John Mueller had a question asked by an SEO professional during a Question and Answer segment in a hangout, about adding all the meta tags to a page, even though the pages are blocked by robots.txt.
Their main question is: should they add a noindex tag to a page even though the page is blocked by robots.txt, and the page has a canonical as well?
John answers: probably not. He explained that, if the URL is blocked by robots.txt, Google will not see any of the meta tags on the page.
Google won’t see the rel=canonical tag on the page, because if it’s blocked by robots.txt, then Google won’t crawl that page at all.
If you want Google to take into consideration the rel=canonical or noindex that you add to a page, you have to make sure that Google can crawl the page itself.
The other aspect here is that often, these pages may get indexed, if they’re blocked by robots.txt, but they’re indexed without any of the content, because Google can’t crawl it.
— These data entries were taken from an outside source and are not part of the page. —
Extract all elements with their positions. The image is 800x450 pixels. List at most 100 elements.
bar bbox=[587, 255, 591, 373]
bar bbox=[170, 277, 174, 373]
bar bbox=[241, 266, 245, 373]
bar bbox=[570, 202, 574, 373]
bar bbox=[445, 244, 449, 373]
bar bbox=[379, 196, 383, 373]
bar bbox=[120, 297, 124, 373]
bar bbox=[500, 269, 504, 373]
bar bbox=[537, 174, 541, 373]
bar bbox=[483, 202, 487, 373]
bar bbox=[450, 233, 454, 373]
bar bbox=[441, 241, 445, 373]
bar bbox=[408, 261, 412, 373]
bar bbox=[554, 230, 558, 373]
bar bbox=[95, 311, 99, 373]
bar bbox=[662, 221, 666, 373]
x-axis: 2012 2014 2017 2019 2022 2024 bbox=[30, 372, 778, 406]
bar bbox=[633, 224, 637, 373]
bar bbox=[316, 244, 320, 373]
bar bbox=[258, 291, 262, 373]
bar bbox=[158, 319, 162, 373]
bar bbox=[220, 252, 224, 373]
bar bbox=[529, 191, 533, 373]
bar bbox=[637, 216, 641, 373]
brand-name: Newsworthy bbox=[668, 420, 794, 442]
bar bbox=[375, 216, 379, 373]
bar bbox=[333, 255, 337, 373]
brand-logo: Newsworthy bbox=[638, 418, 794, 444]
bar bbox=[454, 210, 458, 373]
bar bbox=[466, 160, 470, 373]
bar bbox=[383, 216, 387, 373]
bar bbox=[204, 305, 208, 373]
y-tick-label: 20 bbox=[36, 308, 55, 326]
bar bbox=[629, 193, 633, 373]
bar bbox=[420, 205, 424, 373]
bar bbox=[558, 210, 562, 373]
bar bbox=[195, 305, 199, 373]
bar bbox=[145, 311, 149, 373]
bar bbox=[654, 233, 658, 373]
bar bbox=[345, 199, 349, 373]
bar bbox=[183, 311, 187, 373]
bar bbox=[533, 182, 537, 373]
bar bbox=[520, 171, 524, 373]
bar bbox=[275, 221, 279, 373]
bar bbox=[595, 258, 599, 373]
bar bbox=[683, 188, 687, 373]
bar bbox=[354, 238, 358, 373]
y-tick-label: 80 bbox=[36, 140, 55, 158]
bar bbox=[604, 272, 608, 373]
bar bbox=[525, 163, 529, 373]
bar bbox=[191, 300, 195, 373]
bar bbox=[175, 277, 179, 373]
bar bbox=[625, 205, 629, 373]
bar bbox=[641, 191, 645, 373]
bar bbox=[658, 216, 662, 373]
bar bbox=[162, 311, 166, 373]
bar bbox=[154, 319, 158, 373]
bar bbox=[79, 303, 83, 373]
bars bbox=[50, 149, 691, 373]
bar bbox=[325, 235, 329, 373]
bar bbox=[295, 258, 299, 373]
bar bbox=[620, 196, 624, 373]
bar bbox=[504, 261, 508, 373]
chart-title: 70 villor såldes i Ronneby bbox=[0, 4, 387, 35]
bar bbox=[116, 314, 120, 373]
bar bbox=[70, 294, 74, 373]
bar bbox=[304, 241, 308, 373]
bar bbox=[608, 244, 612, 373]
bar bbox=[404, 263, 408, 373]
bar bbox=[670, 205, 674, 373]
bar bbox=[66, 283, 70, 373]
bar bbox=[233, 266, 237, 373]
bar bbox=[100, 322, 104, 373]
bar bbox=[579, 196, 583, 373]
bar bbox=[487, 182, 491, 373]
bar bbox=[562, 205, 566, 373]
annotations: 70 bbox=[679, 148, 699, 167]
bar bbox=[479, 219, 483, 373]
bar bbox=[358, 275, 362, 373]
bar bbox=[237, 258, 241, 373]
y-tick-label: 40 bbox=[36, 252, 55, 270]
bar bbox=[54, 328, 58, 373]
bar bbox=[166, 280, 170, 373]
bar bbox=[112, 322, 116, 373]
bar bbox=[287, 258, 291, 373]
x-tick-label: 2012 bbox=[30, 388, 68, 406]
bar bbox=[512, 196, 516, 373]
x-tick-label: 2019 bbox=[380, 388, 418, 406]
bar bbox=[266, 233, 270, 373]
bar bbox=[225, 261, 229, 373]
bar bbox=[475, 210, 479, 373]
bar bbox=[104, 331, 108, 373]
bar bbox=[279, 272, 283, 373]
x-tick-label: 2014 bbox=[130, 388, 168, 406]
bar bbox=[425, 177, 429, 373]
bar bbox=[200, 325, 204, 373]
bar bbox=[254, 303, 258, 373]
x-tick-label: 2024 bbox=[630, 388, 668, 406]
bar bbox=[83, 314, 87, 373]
And usually this means that these pages don’t show up in the search results anyway. So if someone is searching for some kind of product that you sell on your site, then they’re not going to dig and see if there’s also a page that is blocked by robots.txt, which would be relevant because they already have really good pages from the website that they can index normally and can show.
On the other hand, if one does a site:query for that specific URL, then perhaps you will still see that URL in the search results, but without any content.
This happens at approximately the 44:23 mark in the video.